OBatuque.com – Ivone, vários sambistas já passaram por histórias engraçadas e “perrengues” na avenida. Qual foi um dos maiores “perrengues” que você passou e que hoje te fazem dar risadas?

Ivone Gomes – Vamos lá! Perrengue propriamente não digo, mas uma coisa que me lembro até hoje. Num determinado desfile, ainda na concentração, eu estava ajudando as baianas do Salgueiro a se vestirem, eu era sempre a última. Num certo momento, deu vontade em algumas baianas de fazerem ‘pipi’. E agora? Todas prontas. Pronto, resolvi levá-las para o cantinho da Presidente Vargas e ensinei como seria. Algumas falaram: ‘Meu bumbum vai ficar de fora’. Aí, as convenci de que nunca mais iriam saber que aquele bumbum era delas. Todas fizeram seu ‘pipi’ sem molhar a saia e desfilaram plenas e aliviadas. Sempre que passo naquele lugar, me lembro desse episódio e fico rindo sozinha.

OBatuque.com – O momento de alegria máxima foi o primeiro título pela Unidos da Tijuca, em 2010? Como foi a emoção naquele desfile? Como foi entrar na avenida e sair de lá ovacionada?

Ivone Gomes – Meu maior momento foi realmente no meu primeiro campeonato na Tijuca. Desfilei confiante, feliz e saí do desfile de alma lavada.

OBatuque.com – Por que a alma lavada? Você estava sendo muito criticada, apesar de ter passado momentos gloriosos na Tijuca como em 2004 e em 2005. Aquela foi só uma consagração?

Ivone Gomes – Vou na parte da manhã para arrumar as roupas das baianas para entrega, procuro não pensar muito, mas na hora em que estou me arrumando, vai dando aquele friozinho e quando entro, vou com a certeza de que deu tudo certo, aquela confiança em tudo, nos carros preparados, nos componentes cantando, na harmonia trabalhando. Quando termina, é aquele alívio, foi tudo melhor do que sonhava. O povo todo gritando é ‘campeã’, não tem sensação melhor.
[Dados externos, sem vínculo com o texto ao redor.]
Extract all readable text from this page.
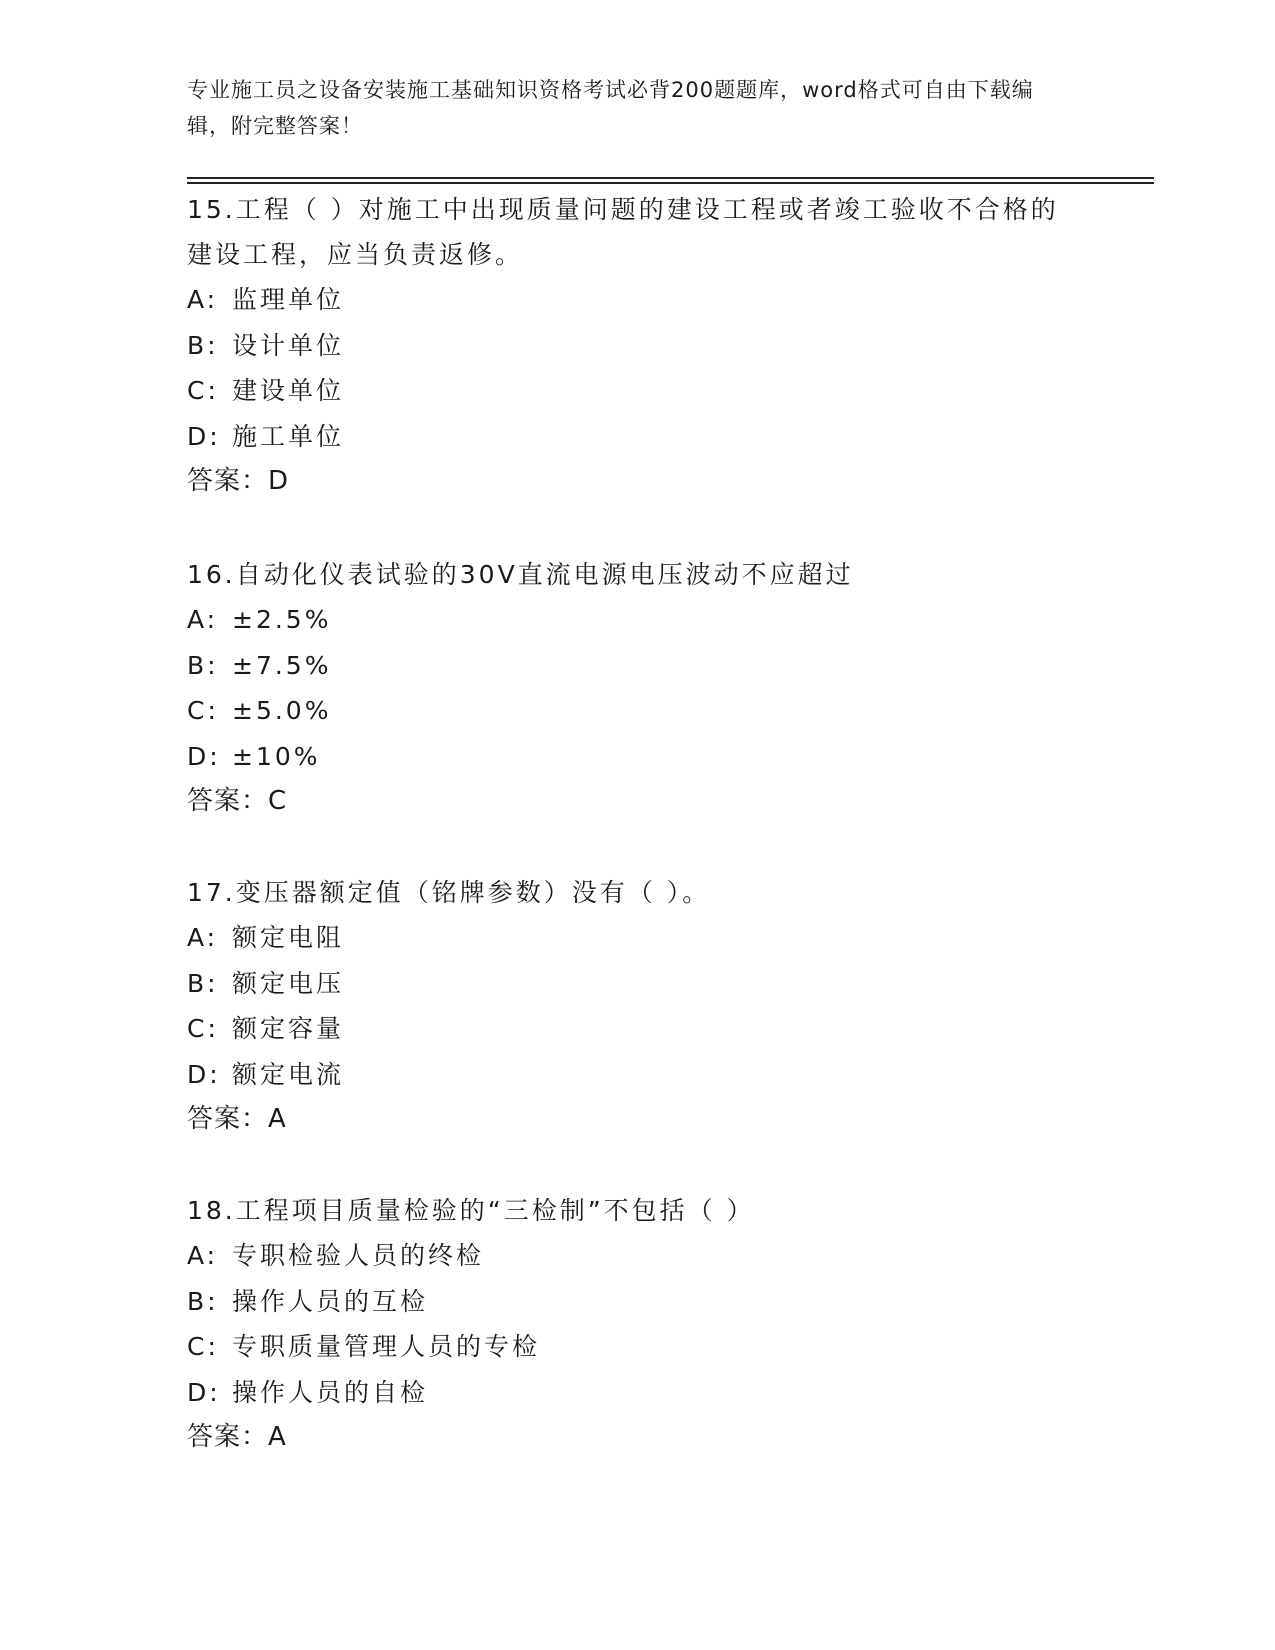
专业施工员之设备安装施工基础知识资格考试必背200题题库，word格式可自由下载编辑，附完整答案！
15.工程（ ）对施工中出现质量问题的建设工程或者竣工验收不合格的建设工程，应当负责返修。
A: 监理单位
B: 设计单位
C: 建设单位
D: 施工单位
答案：D
16.自动化仪表试验的30V直流电源电压波动不应超过
A: ±2.5%
B: ±7.5%
C: ±5.0%
D: ±10%
答案：C
17.变压器额定值（铭牌参数）没有（ ）。
A: 额定电阻
B: 额定电压
C: 额定容量
D: 额定电流
答案：A
18.工程项目质量检验的“三检制”不包括（ ）
A: 专职检验人员的终检
B: 操作人员的互检
C: 专职质量管理人员的专检
D: 操作人员的自检
答案：A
Claro que a última nota 10, aquela para fechar as notas para o campeonato, é muito melhor (risos). Não por crítica, mas por dever cumprido. Meu dever é vestir da melhor maneira os componentes com uma fantasia que eles se sintam bem no desfile.

OBatuque.com – Você teve uma passagem também importante no Império da Tijuca, como foi a tua vivência no Imperinho? E por que você saiu?

Ivone Gomes – No Império da Tijuca fui baiana, depois saí para me dedicar somente à Aprendizes. Lá pelos anos da (Avenida) Venezuela, conheci a família Teles, meu amigo Presidente Tê, e voltei só para colaborar. Fui da harmonia, saí de camisa e depois tive a ideia de convidar o grande destaque João Hélder para abrilhantar a escola. Com ele, fui também para o carro, uns 2 ou 3 anos. Depois quando ele saiu de lá, saí junto. Amo a escola, o presidente, os filhos dele são meus amigos e a esposa Cristina é minha amiga também. Mas hoje não tenho mais esse pique todo, minha vida se resume à Unidos da Tijuca e me dedico de corpo e alma.

OBatuque.com – Você tem um carinho e uma admiração muito grande pelas baianas. Você acha que elas deveriam ser julgadas, e em função disso seriam mais respeitadas? 

Ivone Gomes – Sim. Elas não dão pontos, mas tiram. Engraçado, né? Não sei se seria bom para elas serem julgadas. A ala é muito difícil. Muitas senhoras com problemas da idade, algumas até aguentam, como aconteceu este ano. Além disso, é difícil encontrar baianas. Minha paixão por baiana é muito grande e já passei para o meu filho mais velho, que faz questão de me ajudar e vir com elas para a avenida. Poderia ser, porém elas hoje em dia se fizeram respeitar, aqui mesmo são todas respeitadas e conhecidas da direção. Peço a elas que venham ao barracão cuidar de suas anáguas. Elas ajudam a colocar (as fantasias) no caminhão e fazem com muito gosto.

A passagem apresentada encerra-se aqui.